Sir Walter Raleigh (c. 1554 – 29 October 1618) was an English gentleman, writer, poet, soldier, courtier, spy, and explorer, well known for popularising tobacco in England.

Art, entertainment, and media

Films
Vincent Price portrayed Raleigh in The Private Lives of Elizabeth and Essex (1939). The cast also included Bette Davis and Errol Flynn.
Leslie Bradley portrayed Raleigh in the comedy Time Flies (1944).
Richard Todd portrayed Raleigh in the film, The Virgin Queen (1955).
Edward Everett Horton portrayed Sir Walter Raleigh in the film The Story of Mankind (1957).
 The Historie of the World, of which only the first volume was completed before Raleigh's execution, is the source of the title of the Mel Brooks comedy film History of the World, Part I (1981).
 He is portrayed by Clive Owen in Elizabeth: The Golden Age (2007).
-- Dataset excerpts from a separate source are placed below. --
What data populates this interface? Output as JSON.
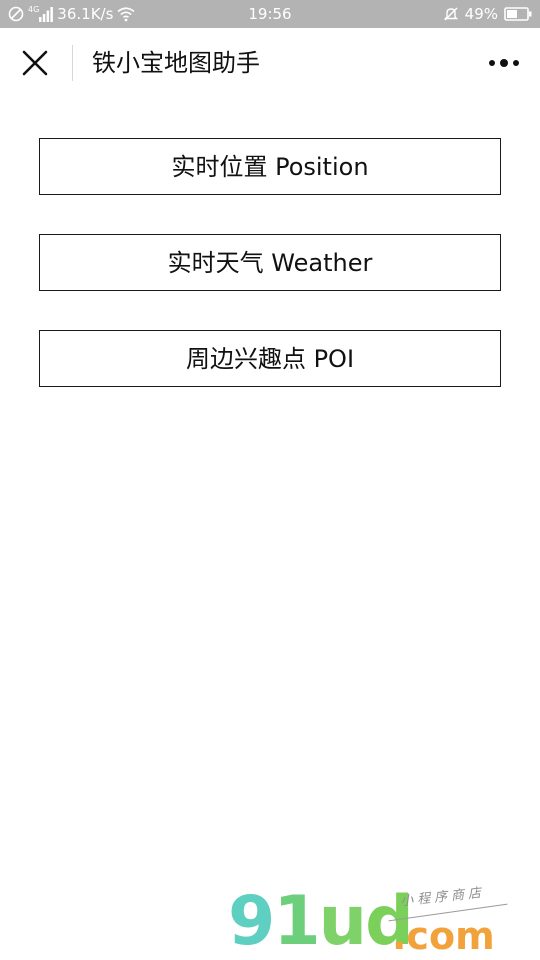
{
  "status_bar": {
    "network_speed": "36.1K/s",
    "network_type": "4G",
    "time": "19:56",
    "battery": "49%",
    "icons": [
      "dnd-icon",
      "signal-icon",
      "wifi-icon",
      "mute-icon",
      "battery-icon"
    ]
  },
  "nav": {
    "title": "铁小宝地图助手",
    "close_icon": "close-icon",
    "more_icon": "more-icon"
  },
  "menu": {
    "items": [
      {
        "label": "实时位置 Position"
      },
      {
        "label": "实时天气 Weather"
      },
      {
        "label": "周边兴趣点 POI"
      }
    ]
  },
  "watermark": {
    "digit_9": "9",
    "digit_1": "1",
    "letter_u": "u",
    "letter_d": "d",
    "domain": ".com",
    "tagline": "小程序商店"
  },
  "colors": {
    "status_bar_bg": "#b3b3b3",
    "text": "#111111",
    "border": "#1a1a1a",
    "watermark_green": "#6dcf7c",
    "watermark_orange": "#f2a23a"
  }
}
Elizabeth "Bess" Throckmorton, portrayed by Abbie Cornish, was also a featured character in this sequel to Elizabeth (1998), which focuses on the relationships of Elizabeth I (portrayed by Cate Blanchett) and Bess with Raleigh, and shows Bess and Raleigh marrying prior to the Spanish Armada (1588), though in fact the couple married in 1591.

Games
Raleigh is a playable character in the video game Jamestown.
Raleigh is the default character of England in the Microprose game Sid Meier's Colonization.

Literature
According to 1066 and All That, James I, with his "logical and tidy mind" had Raleigh executed "for being left over from the previous reign."
He is one of the principal characters in Winston Graham's historical novel The Grove of Eagles (1963).
He is a character in Gloriana's Torch (2003), Patricia Finney's third novel in the Elizabethan spy thriller David Becket and Simon Ames Series. 
He is the main character in Robert Nye's historical novel The Voyage of the Destiny (1982)
 In The Loss of El Dorado: A Colonial History by V. S. Naipaul
Bob Newhart's monologue "Introducing Tobacco to Civilisation" takes the form of a telephone conversation between "Nutty Walt" Raleigh and a sceptical business associate.

Music
John Lennon of The Beatles describes Raleigh as "a stupid git" due to his popularization of smoking in the song "I'm So Tired" on  The White Album (1968).
 Raleigh is mentioned in the second "commercial" on P. D. Q. Bach's Report from Hoople: P. D. Q. Bach on the Air (1967), and credited with providing the composer with a recipe for a special blend of tobacco that will "give no end of reason to be jolly".

Operas
Raleigh is a main character in Edward German's comic opera Merrie England (1902);
 Raleigh appears as a character in Benjamin Britten's opera Gloriana, Op. 53 (1953).

Stage plays
In the late 1940s to early 1950s, actor and comedian Andy Griffith appeared as Sir Walter Raleigh, alongside other cast members in the stage play The Lost Colony.

Television
Simon Jones portrayed Raleigh in the Potato (1986) episode  of the BBC sitcom Blackadder II. 
Ronald Pickup portrayed Raleigh in the TV film My Friend Walter (1992).
Simon Farnaby / Mathew Baynton portrayed Raleigh in the educational comedy TV series Horrible Histories.

Locations
Raleigh, North Carolina is the capital of the American State of North Carolina, one of the original Thirteen Colonies. The city was named in honour of Sir Walter Raleigh.
Raleigh County, West Virginia is named after Sir Walter Raleigh. Alfred Beckley, the founder of the Raleigh county seat, said he did it to honour Raleigh for "the "enterprising and far-seeing patron of the earliest attempts to colonize our old Mother State of Virginia."

Brands and enterprises
Raleigh Cigarettes were a popular brand during the 1950s and 1960s  as was Sir Walter Raleigh Tobacco during the 20th century.
The gimmick of Raleigh premium coupons, free with each purchase, led comedian Alan King to say that after accumulating enough of them, one could acquire an iron lung.

Myths
Raleigh allegedly laid his cloak over a puddle so Queen Elizabeth I would not get her feet wet. The story is generally considered to be apocryphal.